JAK Inhibitors: The Modern Backbone

• Ruxolitinib is the first and most widely used JAK1/2 inhibitor; it reduces spleen size, alleviates symptoms, and improves quality of life, but does not cure the disease or reverse fibrosis. It can worsen anemia and thrombocytopenia, making it less suitable for patients with severe cytopenias 4 12 17.
• Fedratinib is a newer JAK2 inhibitor, effective even in patients who have failed ruxolitinib. Its unique activity profile and oral dosing make it a valuable option, though gastrointestinal side effects and rare risk of Wernicke’s encephalopathy require monitoring 18 19.
• Pacritinib and Momelotinib are emerging as essential options for patients with the myelodepletive/cytopenic phenotype. They can be used in those with severe anemia or low platelets, where other JAK inhibitors are contraindicated or poorly tolerated 8 15 16 19.

Supportive and Symptom-Targeted Therapies

• Blood transfusions and erythropoiesis-stimulating agents (ESAs): Used to manage anemia and maintain quality of life, though they do not treat the underlying disease 17 6 9.
• Cytoreductive therapies (e.g., hydroxyurea): Occasionally used for symptom control, particularly in proliferative cases 17.
• Splenectomy or radiotherapy: Reserved for refractory cases with massive splenomegaly not controlled by medications 17.

Allogeneic Stem Cell Transplant: The Only Curative Option

• Transplantation offers a chance for cure but is limited to younger, fitter patients with high-risk disease due to its significant risks of morbidity and mortality 4 12 17.
• Careful selection and pre-transplant management are critical.

Emerging and Experimental Treatments

• Newer JAK inhibitors, combination therapies (such as JAK inhibitors with BRD4 inhibitors or interferons), and drugs targeting the inflammatory milieu or specific genetic mutations are under investigation 14 13 17.
• Clinical trials are crucial for advancing care and offering hope to patients with refractory or advanced myelofibrosis.

Personalized and Phenotype-Driven Approaches

• Treatment selection is increasingly based on the myeloproliferative vs. myelodepletive phenotype, genetic risk, and patient preferences 8 9.
• Improved patient-physician communication, standardized symptom monitoring, and shared decision-making are key to optimizing outcomes 1.

Conclusion

Myelofibrosis is a heterogeneous and challenging disease, but advances in our understanding of its biology and treatment continue to improve patient outcomes.
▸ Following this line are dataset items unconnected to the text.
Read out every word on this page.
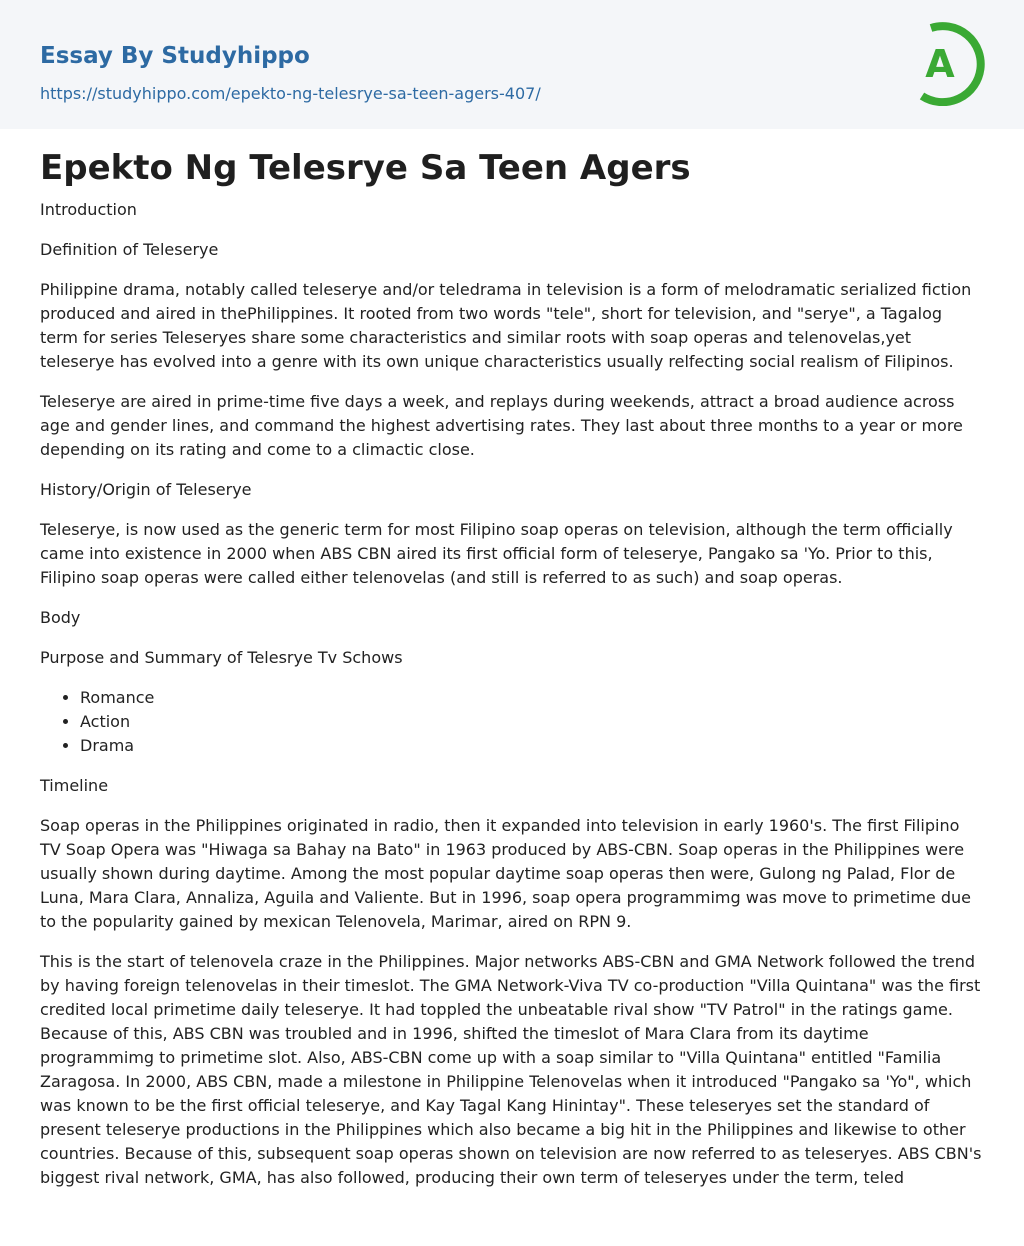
Essay By Studyhippo
https://studyhippo.com/epekto-ng-telesrye-sa-teen-agers-407/
A
Epekto Ng Telesrye Sa Teen Agers

Introduction

Definition of Teleserye

Philippine drama, notably called teleserye and/or teledrama in television is a form of melodramatic serialized fiction produced and aired in thePhilippines. It rooted from two words "tele", short for television, and "serye", a Tagalog term for series Teleseryes share some characteristics and similar roots with soap operas and telenovelas,yet teleserye has evolved into a genre with its own unique characteristics usually relfecting social realism of Filipinos.

Teleserye are aired in prime-time five days a week, and replays during weekends, attract a broad audience across age and gender lines, and command the highest advertising rates. They last about three months to a year or more depending on its rating and come to a climactic close.

History/Origin of Teleserye

Teleserye, is now used as the generic term for most Filipino soap operas on television, although the term officially came into existence in 2000 when ABS CBN aired its first official form of teleserye, Pangako sa 'Yo. Prior to this, Filipino soap operas were called either telenovelas (and still is referred to as such) and soap operas.

Body

Purpose and Summary of Telesrye Tv Schows

• Romance
• Action
• Drama

Timeline

Soap operas in the Philippines originated in radio, then it expanded into television in early 1960's. The first Filipino TV Soap Opera was "Hiwaga sa Bahay na Bato" in 1963 produced by ABS-CBN. Soap operas in the Philippines were usually shown during daytime. Among the most popular daytime soap operas then were, Gulong ng Palad, Flor de Luna, Mara Clara, Annaliza, Aguila and Valiente. But in 1996, soap opera programmimg was move to primetime due to the popularity gained by mexican Telenovela, Marimar, aired on RPN 9.

This is the start of telenovela craze in the Philippines. Major networks ABS-CBN and GMA Network followed the trend by having foreign telenovelas in their timeslot. The GMA Network-Viva TV co-production "Villa Quintana" was the first credited local primetime daily teleserye. It had toppled the unbeatable rival show "TV Patrol" in the ratings game. Because of this, ABS CBN was troubled and in 1996, shifted the timeslot of Mara Clara from its daytime programmimg to primetime slot. Also, ABS-CBN come up with a soap similar to "Villa Quintana" entitled "Familia Zaragosa. In 2000, ABS CBN, made a milestone in Philippine Telenovelas when it introduced "Pangako sa 'Yo", which was known to be the first official teleserye, and Kay Tagal Kang Hinintay". These teleseryes set the standard of present teleserye productions in the Philippines which also became a big hit in the Philippines and likewise to other countries. Because of this, subsequent soap operas shown on television are now referred to as teleseryes. ABS CBN's biggest rival network, GMA, has also followed, producing their own term of teleseryes under the term, teled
Early recognition of symptoms, precise classification, and tailored therapy are essential for optimal care.

Key Takeaways:

• Myelofibrosis presents with a wide range of symptoms, with fatigue, splenomegaly, anemia, and constitutional symptoms being most common.
• The disease exists in several forms, notably primary and secondary myelofibrosis, and can manifest as myeloproliferative or myelodepletive phenotypes.
• It is driven by mutations in JAK2, CALR, or MPL, with inflammation and additional genetic changes contributing to disease progression and heterogeneity.
• Treatment is highly individualized, with JAK inhibitors (ruxolitinib, fedratinib, pacritinib, momelotinib) as mainstays for symptom control and splenomegaly, and stem cell transplantation as the only curative option.
• Ongoing research and a personalized, patient-centered approach are paving the way for better outcomes and improved quality of life for those living with myelofibrosis.